Они вышли в вестибюль, где по-прежнему было много народа. Все оживлённо разговаривали, спорили, был слышен смех, реплики в адрес подсудимых. Оля посмотрела на Блохина, на его расстроенное, злое лицо, пожала его руку и тихо спросила:
– Филипп Иванович, вы помните Пресню, Ивана Герасимовича?
Блохин, вздрогнув, остановился.
– Почему вы спрашиваете? Что-нибудь случилось?
– Нет. Просто я видела его здесь, на заседании. Он со своими друзьями. Мне страшно захотелось подойти, пожать его руку, спросить о Клаве. Но при наших было неудобно. Давайте поищем их.

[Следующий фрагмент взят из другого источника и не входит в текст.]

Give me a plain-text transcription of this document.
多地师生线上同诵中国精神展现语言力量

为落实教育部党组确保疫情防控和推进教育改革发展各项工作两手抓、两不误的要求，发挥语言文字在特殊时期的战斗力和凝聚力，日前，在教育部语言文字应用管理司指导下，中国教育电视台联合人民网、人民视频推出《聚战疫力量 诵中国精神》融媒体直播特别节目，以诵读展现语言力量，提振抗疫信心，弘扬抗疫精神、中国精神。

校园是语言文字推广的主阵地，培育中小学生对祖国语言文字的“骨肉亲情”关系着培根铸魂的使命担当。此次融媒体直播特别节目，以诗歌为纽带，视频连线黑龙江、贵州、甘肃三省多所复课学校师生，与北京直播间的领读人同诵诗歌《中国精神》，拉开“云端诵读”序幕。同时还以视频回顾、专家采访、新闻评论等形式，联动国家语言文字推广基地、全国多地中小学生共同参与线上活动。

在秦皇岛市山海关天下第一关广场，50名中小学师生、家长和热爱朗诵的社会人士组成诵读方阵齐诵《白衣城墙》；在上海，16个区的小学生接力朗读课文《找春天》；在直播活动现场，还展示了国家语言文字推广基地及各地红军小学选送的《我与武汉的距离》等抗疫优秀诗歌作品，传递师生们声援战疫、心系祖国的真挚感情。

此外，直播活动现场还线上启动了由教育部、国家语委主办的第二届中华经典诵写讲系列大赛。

Они медленно прошлись по вестибюлю, спустились по лестнице, вновь поднялись и на площадке, неподалеку от окна, увидели Ивана Герасимовича. Узнали они его сразу, хотя он сильно изменился. В элегантном чёрном фраке и белой, круто накрахмаленной рубашке, мягком, изящно повязанном галстуке, он мало походил на того Ивана Герасимовича, с которым у Оли и Блохина были связаны воспоминания о горячих незабываемых днях на Пресне, но непокорные, густые, хотя и совсем седые волосы, а главное – манера внимательно и цепко слушать собеседника, чуть наклоня голову, лёгкий прищур глаз – всё было прежним, дорогим.
Оля остановилась, перевела дух… «Значит, они живы, значит, они действуют», – подумала она.

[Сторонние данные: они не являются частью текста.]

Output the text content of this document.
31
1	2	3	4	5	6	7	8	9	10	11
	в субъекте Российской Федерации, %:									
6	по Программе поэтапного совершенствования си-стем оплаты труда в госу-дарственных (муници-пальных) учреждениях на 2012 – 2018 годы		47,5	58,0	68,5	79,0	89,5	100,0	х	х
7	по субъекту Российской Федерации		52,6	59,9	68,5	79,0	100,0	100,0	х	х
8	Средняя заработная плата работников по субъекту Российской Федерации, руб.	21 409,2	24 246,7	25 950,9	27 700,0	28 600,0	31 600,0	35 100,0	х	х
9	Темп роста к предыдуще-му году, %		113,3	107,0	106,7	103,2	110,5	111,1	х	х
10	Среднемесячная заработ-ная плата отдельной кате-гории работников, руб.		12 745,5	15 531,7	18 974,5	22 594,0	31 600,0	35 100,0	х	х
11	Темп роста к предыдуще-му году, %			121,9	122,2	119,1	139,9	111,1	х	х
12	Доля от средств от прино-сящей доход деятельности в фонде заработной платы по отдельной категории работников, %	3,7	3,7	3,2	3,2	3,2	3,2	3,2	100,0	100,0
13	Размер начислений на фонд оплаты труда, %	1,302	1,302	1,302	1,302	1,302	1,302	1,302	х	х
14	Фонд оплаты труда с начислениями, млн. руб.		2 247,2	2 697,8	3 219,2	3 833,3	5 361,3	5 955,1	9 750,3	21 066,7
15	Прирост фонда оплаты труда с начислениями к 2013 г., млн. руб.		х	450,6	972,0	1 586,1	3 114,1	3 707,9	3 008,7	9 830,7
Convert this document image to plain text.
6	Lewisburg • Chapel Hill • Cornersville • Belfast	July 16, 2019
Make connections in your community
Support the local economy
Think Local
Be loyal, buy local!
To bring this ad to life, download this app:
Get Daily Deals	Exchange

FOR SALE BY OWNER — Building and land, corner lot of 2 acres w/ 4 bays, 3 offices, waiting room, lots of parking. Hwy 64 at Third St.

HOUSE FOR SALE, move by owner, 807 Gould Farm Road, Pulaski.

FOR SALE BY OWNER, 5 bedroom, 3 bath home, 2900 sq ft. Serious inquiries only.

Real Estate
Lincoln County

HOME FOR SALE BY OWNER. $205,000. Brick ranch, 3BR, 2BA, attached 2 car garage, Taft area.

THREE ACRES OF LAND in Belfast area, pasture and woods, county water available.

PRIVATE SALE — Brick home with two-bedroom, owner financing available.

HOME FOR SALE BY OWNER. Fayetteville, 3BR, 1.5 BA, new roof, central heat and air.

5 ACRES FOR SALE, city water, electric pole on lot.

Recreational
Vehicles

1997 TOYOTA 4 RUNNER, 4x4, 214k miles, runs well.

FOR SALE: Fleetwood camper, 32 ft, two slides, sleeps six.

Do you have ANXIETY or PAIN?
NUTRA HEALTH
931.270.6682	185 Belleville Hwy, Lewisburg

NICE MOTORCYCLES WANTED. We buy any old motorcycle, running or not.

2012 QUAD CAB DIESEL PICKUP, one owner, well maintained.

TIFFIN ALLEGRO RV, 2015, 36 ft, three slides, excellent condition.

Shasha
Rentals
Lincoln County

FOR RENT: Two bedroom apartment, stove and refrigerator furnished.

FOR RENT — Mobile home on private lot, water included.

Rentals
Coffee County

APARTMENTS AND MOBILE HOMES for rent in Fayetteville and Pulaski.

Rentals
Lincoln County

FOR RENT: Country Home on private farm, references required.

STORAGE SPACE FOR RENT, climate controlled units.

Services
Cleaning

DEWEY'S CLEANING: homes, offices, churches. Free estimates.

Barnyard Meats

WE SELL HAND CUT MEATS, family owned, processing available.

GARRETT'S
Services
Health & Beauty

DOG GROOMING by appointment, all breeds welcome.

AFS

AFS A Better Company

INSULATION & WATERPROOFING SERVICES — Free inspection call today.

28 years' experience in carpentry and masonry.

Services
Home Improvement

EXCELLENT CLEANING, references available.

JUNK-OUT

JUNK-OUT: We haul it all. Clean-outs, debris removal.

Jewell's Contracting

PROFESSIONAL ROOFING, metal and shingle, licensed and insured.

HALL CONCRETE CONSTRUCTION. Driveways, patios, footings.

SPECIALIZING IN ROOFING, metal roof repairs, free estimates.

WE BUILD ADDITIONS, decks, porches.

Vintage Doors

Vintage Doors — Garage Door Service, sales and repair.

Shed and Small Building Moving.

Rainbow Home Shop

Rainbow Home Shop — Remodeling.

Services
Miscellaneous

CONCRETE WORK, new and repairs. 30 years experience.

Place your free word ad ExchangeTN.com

– Как хорошо, что они живы и что они здесь, – услышала шёпот Блохина, поняла, что «они» относилось не только к Ивану Герасимовичу.
– Мне бы очень хотелось сказать «здравствуйте» старому знакомому, – осторожно подбирая слова, тихо сказала Оля, когда они подошли близко.
Иван Герасимович быстро, одним взглядом окинул Олю, Блохина, и вдруг глаза его потеплели, наполнились светом и лаской.
– Здравствуйте, дорогая моя, здравствуйте, – проговорил он, пожимая Оле руку. – Я бы с удовольствием вас расцеловал, да нельзя – общество… И вас узнаю, – обратился он к Блохину, – порт-артурский герой. Что, судить своё начальство пришёл? Нехорошо: начальство, говорят, надо уважать… Знакомьтесь, – легко повернувшись к своему собеседнику, сказал он. – Это мои московские друзья. А это мой петербургский друг – доктор Краснушкин.
Оля с интересом посмотрела на доктора. Вспомнила, что именно о нём говорила Варя. По-мужичьи скроен – невысок, крепок и силен. Широкие и тёплые ладони крепко пожали руку. Наклонил голову, чёрные как смоль прямые волосы упали на лоб, откинул их резким движением – открыл ясные, спокойные карие глаза.